The question of whether or not there was a change of possession of the Pope-Toledo machine is in the case. It is true that in such circumstances “when the transfer is founded on a good consideration and there *606is no intention in fact to defraud creditors, the legal presumption of fraud created by the nondelivery of possession does not arise if the transfer or transaction were a matter of publicity or notoriety.” And that “if the assignment be notorious, fraud cannot be inferred from the omission to take possession.” Chitty on Contracts, 7 Am. Ed. 412. In the case before us it cannot in our opinion be said that the transfer or transaction was a matter of publicity or notoriety. From the testimony of Mrs. Smeeth it would appear that she had nothing to do with the purchase at the time it was said to have been made. There is no proof that it was authorized by the board or that it was known to Dissinger, the third director, if there were but three. This being so, the fact that Smeeth notified the attorney for the defendant and the deputy sheriff when the levy was about to be made that.the property belonged to the Smeeth-Harwood Company would not, in our opinion, estop the defendant from claiming and attempting to show that the alleged purchase by the company was fraudulent so far as creditors were concerned. Under the circumstances the defendant should have been allowed to show all of the details of the transaction. It was for the jury to determine whether or not fraud entered into it. We cannot say that the proof shows conclusively, thus making it a question of law, that there was a valid transfer. That being so, the direction of the trial court to the jury to find a verdict for the plaintiff was erroneous. If the original taking was fraudulent, the fact that the company thereafter paid for repairs upon the machine and the license tax is unimportant.
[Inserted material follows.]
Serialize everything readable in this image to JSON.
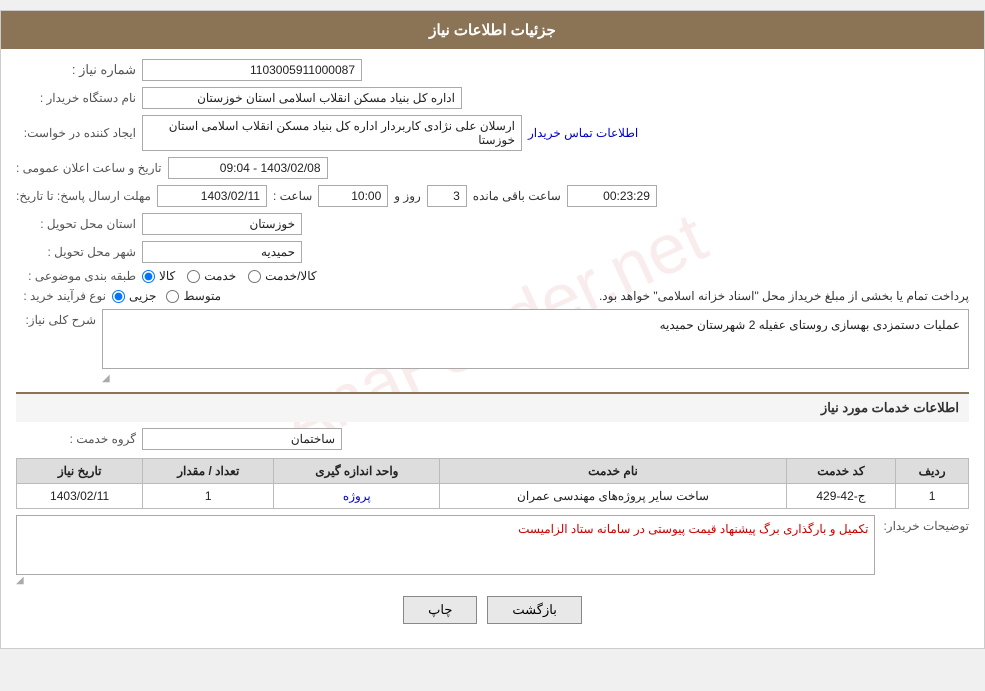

A plea of ,nul tiel corporation was filed by the defendant but stricken from the files by order of the court. This we think was proper, because in cases of this nature the statute provides that there shall be no written pleadings. We think the court should have permitted the defendant to show the amount of the indebtedness owing by Smeeth at the time the bill of *607sale was made. His knowledge was the knowledge of the corporation.

Other matters are discussed in the briefs, but we think it is unnecessary to consider them, as the same questions are not likely to arise upon a retrial.

The judgment will be reversed and the cause remanded.

Reversed and remanded.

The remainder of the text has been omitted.